Thursday, March 10, 2011

Birdemic: This shit is bananas!

Let's get something straight right off the bat: I didn't expect this to be a good movie. It's called Birdemic, for god sake! In addition, I was already hearing tales of its awfulness on the Internets when I first decided to put the movie in my queue. I figured it would be some kind of made-for-Syy level dumbness like MegaPython vs. Gatoroid, but hopefully, more fun because it wasn't so self-aware.

Well, Birdemic is an awful movie, but it is awful in a way that makes those made-for-SyFy movies look like they were helmed by Scorsese. The acting is on par with a middle school stage productions the direction is disjointed and jerky, even the sound quality is jacked.

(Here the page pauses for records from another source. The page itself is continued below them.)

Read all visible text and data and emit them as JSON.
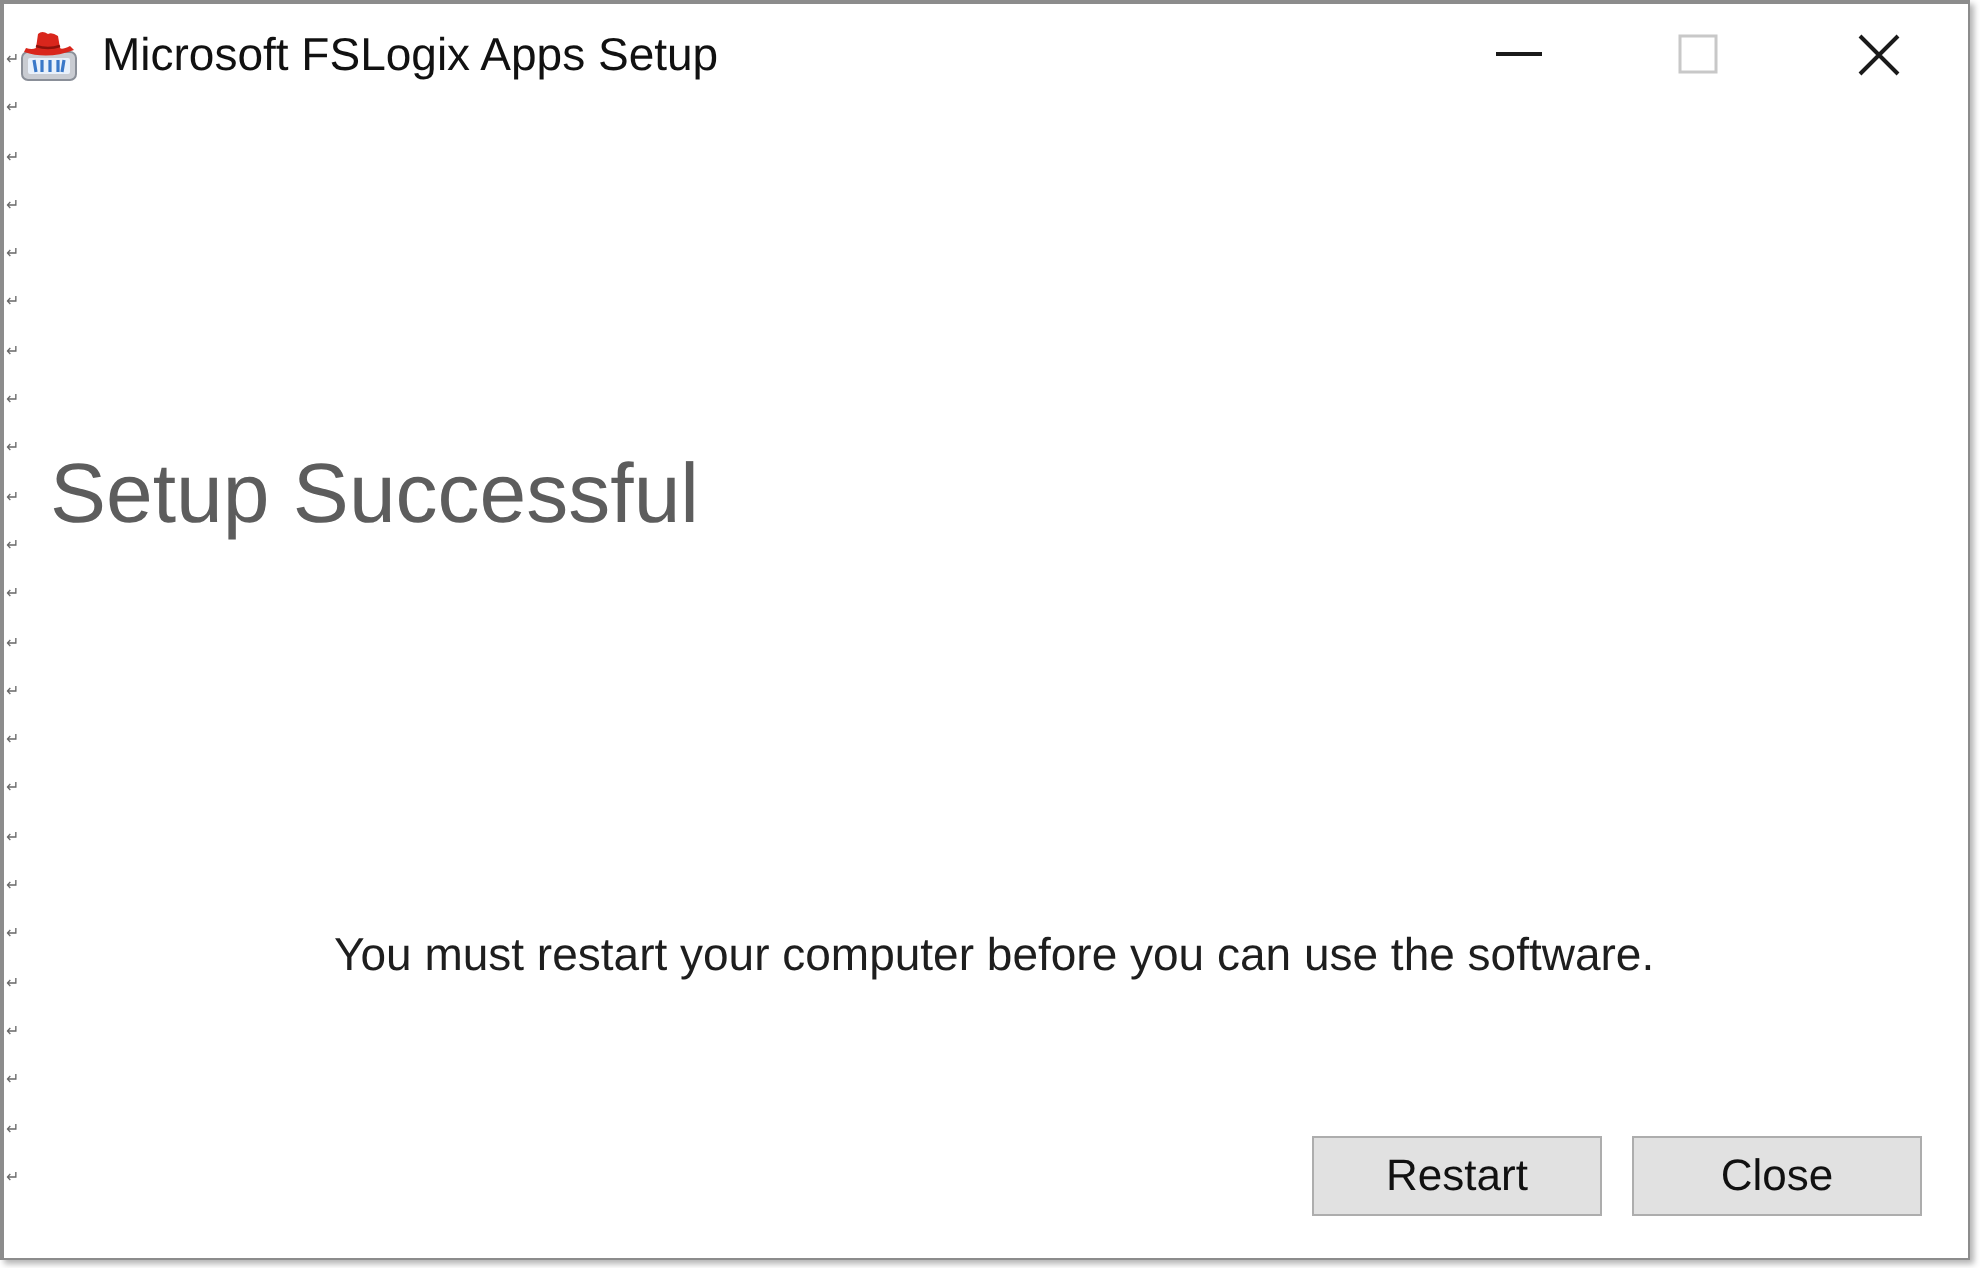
{
  "paragraph_marks": [
    "↵",
    "↵",
    "↵",
    "↵",
    "↵",
    "↵",
    "↵",
    "↵",
    "↵",
    "↵",
    "↵",
    "↵",
    "↵",
    "↵",
    "↵",
    "↵",
    "↵",
    "↵",
    "↵",
    "↵",
    "↵",
    "↵",
    "↵",
    "↵"
  ],
  "window": {
    "title": "Microsoft FSLogix Apps Setup",
    "controls": [
      {
        "kind": "minimize",
        "disabled": false
      },
      {
        "kind": "maximize",
        "disabled": true
      },
      {
        "kind": "close",
        "disabled": false
      }
    ]
  },
  "heading": "Setup Successful",
  "message": "You must restart your computer before you can use the software.",
  "buttons": [
    {
      "label": "Restart"
    },
    {
      "label": "Close"
    }
  ]
}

How do I explain the "plot"? Well, it's really this director James Nguyen's attempt to scare viewers into doing something about global warming. That's the overall message told in the most clumsily preachy fashion ever. He imparts this message to us by having the film's protagonists, Rod and Natalie, get attacked by exploding eagles and vultures at random (after 47 minutes of meandering). And there's a lot of talk about solar panels and green energy and An Inconvenient Truth is name-dropped here and there. Along the way, Rod and Natalie hook up with other survivors of this attack and try to stay one step ahead of the CGI threat.

That's the nuts and bolts, but you kinda have to see it to really KNOW how awful it all is. I mean, people fight off attacking birds with hangers! And, you might think it easy to kill a flock of attacking birds with a machine gun (I don't know guns. Was that an AK?), but actually, you will probably average only one bird for every 50 rounds and those kills might actually be attributed to your friend with the handgun who's shooting right next to you.

I hear tell, this movie can be improved in two ways: Rifftraxx and listening to the audio commentaries on the DVD. While I had some awestruck fun watching it, I couldn't sit through it again.